Explain key barriers to competent intercultural communication:
- Anxiety may cause us to worry about embarrassing ourselves in an intercultural interaction (pp. 66–67).
- Ethnocentrism is the belief in the superiority of your own culture or group (p. 67).
- Discrimination is behavior toward a person or group based on their membership in a group, class, or category. We often discriminate based on stereotypes and prejudiced views of other groups (pp. 67–68).
- Behavioral affirmation is seeing or hearing what you want to see or hear in the communication of assorted group members (p. 68).
- Behavioral confirmation is when we act in a way that makes our expectations about a group come true (p. 68).
Demonstrate skills and behaviors that contribute to intercultural competence:
- You can improve intercultural communication by being mindful of cultural differences and developing intercultural sensitivity, an awareness of behaviors that might offend others (pp. 68–69).

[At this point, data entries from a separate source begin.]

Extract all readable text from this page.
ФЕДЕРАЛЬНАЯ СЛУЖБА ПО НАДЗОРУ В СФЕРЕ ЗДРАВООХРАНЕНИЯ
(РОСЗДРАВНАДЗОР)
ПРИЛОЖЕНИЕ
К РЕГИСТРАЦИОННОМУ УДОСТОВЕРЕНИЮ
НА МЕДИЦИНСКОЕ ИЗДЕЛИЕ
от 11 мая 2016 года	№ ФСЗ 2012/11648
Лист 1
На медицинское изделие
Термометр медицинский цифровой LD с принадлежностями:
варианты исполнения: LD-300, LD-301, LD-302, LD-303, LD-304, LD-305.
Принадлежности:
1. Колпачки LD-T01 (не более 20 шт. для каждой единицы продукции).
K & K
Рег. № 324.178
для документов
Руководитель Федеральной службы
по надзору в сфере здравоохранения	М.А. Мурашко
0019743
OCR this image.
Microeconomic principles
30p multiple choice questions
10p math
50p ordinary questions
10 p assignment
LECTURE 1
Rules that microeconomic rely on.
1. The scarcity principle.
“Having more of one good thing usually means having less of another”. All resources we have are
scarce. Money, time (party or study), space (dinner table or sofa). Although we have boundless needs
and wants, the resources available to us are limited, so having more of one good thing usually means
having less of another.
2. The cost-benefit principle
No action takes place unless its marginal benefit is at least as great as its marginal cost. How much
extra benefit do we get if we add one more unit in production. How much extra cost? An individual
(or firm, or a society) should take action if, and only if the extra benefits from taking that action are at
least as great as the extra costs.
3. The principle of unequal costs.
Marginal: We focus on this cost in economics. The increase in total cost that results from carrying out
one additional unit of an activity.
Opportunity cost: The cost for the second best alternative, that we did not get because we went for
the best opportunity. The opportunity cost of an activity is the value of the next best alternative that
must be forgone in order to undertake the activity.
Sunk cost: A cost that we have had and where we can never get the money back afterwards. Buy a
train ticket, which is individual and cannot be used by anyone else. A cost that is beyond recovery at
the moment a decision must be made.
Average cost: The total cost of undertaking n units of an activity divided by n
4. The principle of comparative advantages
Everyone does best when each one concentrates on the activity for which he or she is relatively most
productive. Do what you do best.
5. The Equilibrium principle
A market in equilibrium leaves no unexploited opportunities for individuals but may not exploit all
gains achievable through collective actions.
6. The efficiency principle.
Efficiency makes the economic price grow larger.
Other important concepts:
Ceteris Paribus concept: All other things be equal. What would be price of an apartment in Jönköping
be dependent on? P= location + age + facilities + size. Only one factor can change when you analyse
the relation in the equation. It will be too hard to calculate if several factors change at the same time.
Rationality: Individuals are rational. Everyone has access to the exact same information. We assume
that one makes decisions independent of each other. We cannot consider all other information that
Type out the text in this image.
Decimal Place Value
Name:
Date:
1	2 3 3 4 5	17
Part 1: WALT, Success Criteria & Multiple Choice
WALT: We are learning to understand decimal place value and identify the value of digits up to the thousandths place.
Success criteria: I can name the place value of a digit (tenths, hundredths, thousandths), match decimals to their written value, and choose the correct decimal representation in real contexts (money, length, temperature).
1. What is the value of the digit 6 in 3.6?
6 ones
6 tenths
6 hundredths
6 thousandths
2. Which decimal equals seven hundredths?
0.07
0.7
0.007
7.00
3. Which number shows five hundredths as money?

- Intergroup contact theory holds that interaction between members of different social groups generates more positive attitudes (pp. 69–70).
- Research supports the importance of accommodation, adapting and adjusting your language and nonverbal behaviors. This can lead to convergence, or adapting communication to be more like another individual’s. If you overaccommodate, however, the interaction can be perceived of negatively (pp. 70–71).